At such times, we find ourselves at a crossroads: our spiritual attitude either matures or is crushed.
When I visited India in 1998 to facilitate several days of recollection for the Jesuits, I heard of an ordeal endured by a priest there. The holy man in question was a strict disciplinarian in a private residential high school. And so, when he discovered that some of the boys were involved in using drugs after school hours in their rooms, he expelled them. For revenge, these boys coerced another young man in the school to claim the priest had behaved improperly toward him. Although the accuser had changed his obviously fabricated story many times, they still managed to convince enough people to stir up trouble.
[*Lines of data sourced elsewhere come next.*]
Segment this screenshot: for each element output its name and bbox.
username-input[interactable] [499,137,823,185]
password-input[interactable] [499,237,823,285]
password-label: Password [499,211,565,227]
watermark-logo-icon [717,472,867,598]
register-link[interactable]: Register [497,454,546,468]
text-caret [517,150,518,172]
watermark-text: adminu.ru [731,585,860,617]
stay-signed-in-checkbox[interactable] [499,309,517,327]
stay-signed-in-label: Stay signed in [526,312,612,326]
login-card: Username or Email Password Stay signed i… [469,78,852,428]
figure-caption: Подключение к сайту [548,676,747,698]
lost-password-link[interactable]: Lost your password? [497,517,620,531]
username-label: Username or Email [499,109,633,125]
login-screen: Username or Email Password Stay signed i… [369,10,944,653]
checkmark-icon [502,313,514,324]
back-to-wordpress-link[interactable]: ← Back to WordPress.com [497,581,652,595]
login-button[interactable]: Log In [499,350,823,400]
The situation reached a pitch when a crowd gathered with torches one night outside the rectory. When the priest finally came out to face them, the crowd forcibly marched him through the streets. They planned to walk him 28 kilometers to the village jail where they would imprison him without a trial.
On the way others who really knew nothing about the situation, but saw an opportunity to join in the frenzy, incited them further. At one point they shaved the priest's head, stripped him naked, taunted him and hit him with branches as he was marched through the street. It was a real Calvary scene. Yet, the darkness was not to triumph in the end. Because of faithfulness, a light dawned in a number of ways.
First a group of nuns voluntarily walked to the prison every day to provide him with food because they feared he would be poisoned if they didn't. Second, poor farmers from his village protested outside the jail until he was released. When a journalist asked how they could afford to do this — especially at harvest time — one responded, “I could not remain in my fields, I could not sit comfortably at my table eating dinner, as long as this innocent holy man who was so generous to me and my people was unjustly locked in jail.” They were faithful to him; they demonstrated the value of real community. In this dark time, they discovered spiritual courage that they didn't know they had until this point.
The final and most dramatic story of faithfulness, though, was within the man himself. When he was finally released, he met with a group of people who knew and loved him. When he walked to the front of the room to speak, it was as if someone had thrown a heavy blanket over a blaring radio; the noise of the crowd suddenly became muffled, then disappeared. It was absolutely quiet.
The man then spoke softly but with great conviction. Even people in the rear of the room could feel his strength. He indicated that there was no need to recount his ordeal in detail. The newspapers had in fact covered much of it. But, he said he wanted to tell them something that had happened within him as a result of this:
“I want you to know that because of this shameful episode I have lost nothing. They have taken nothing from me. As a matter of fact, actually because of these events, I have become even closer to my God. I know God in a way I never knew before. I have truly found the living God and I am grateful.”
The lesson? God does not necessarily send the darkness, but within all unhappiness and trauma are hidden special joys and new perspectives to strengthen us and offer us new previously unrealized blessings.